L'estate alla fine del secolo
Potere di una bella copertina......entro in una libreria e mi colpisce un'immagine solare, di due albero immersi un lago al tramonto, con le chiome spoglie che si riflettono nelle acque. "L'estate alla fine del secolo", ammicca a una bella avventura vacanziera di qualche anno fa, quando anche io ero ragazza , ed è proprio quello che cerco in questo agosto rilassante. La trama mi parla di un incontro fra un nonno e un nipote, mi dispone bene, e il libro è mio.
Poi guardo l'autore, Fabio Geda, e un po' mi pento perché, mettetemi pure al rogo, il suo "Mio fratello rincorre i dinosauri" proprio non mi ha appassionato, ma tant'è. Il libro non mi ha fatto niente, comprato va letto, non si può piazzarlo in un angolo, così inizio l'avventura ed incontro Zeno.
Zeno vive al mare, pesca col padre, ha il calcio, ha la passione per i fumetti, ha amici forse un po' sopra le righe (o forse no) e una bici per girare le stradine verso il mare. Ma Zeno ha anche una prova da affrontare, una tempesta che sconvolge la vita di tutta la sua famiglia, e che lo porta ad imbattersi in un pezzo sconosciuto del suo passato, un nonno di cui nessuno gli ha mai parlato! Quell'uomo è taciturno e glaciale, per di più abita in uno sperduto paesino della Liguria, sulle colline, in cui i cellulari non hanno campo, a meno di non arrampicarsi su fra le montagne.
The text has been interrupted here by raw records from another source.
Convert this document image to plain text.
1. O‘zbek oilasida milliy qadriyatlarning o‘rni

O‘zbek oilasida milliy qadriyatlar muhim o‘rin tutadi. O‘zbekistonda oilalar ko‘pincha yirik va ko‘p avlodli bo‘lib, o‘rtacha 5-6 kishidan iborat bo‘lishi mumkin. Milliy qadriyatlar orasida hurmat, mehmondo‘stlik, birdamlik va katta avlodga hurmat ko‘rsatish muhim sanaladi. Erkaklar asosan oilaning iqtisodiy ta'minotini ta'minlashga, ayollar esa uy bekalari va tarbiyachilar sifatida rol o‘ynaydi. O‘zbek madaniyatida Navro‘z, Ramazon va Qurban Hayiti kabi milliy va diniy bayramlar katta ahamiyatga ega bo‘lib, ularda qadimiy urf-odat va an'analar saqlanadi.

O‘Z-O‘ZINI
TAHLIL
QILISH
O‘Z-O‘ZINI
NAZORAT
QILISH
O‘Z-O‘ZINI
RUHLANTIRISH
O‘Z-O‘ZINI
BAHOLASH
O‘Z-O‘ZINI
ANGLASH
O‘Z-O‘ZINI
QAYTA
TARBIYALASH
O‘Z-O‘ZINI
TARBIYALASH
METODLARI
Ma la vita nonno Simone non è sempre stata fatta di passeggiate e formaggi conservati in cantina e, fra un silenzio imbarazzato e una convivenza forzata, si insinuano pezzi di un passato che parla di guerra, di nomi fittizi, di ore in fabbrica e di perdite. Così Zeno, in quella estate che prometteva solo preoccupazioni e frane d'anima, senza saperlo, costruisce quei mattoni su cui si fonderà la sua vita: il disegno, la casa a Colle Ferro, Luna, il diario del nonno che, a distanza di anni, farà luce sulla vita di un uomo silenzioso, vissuto con un senso perenne di inadeguatezza e di precarietà.
Con la sua struttura di storie parallele Geda chiede al lettore di spostarsi pazientemente nel tempo e nello spazio, ma soprattutto nei mondi e nei valori di due Italie diverse, di due tipologie familiari differenti, di due mondi che sembrano davvero lontani anni luce, e chiede di farlo in punta di piedi, ascoltando i timori di un giovane ebreo del dopoguerra che teme ciò che la vita gli pone davanti, e di un ragazzino degli anni Novanta che ancora non sa cosa ne sarà dei suoi capisaldi familiari.
La delicatezza è la dote che questo libro pretende, delicatezza e capacità di ascolto, perchè non tutto è giusto o sbagliato, non tutto è da condividere o condannare, non tutto è da giudicare.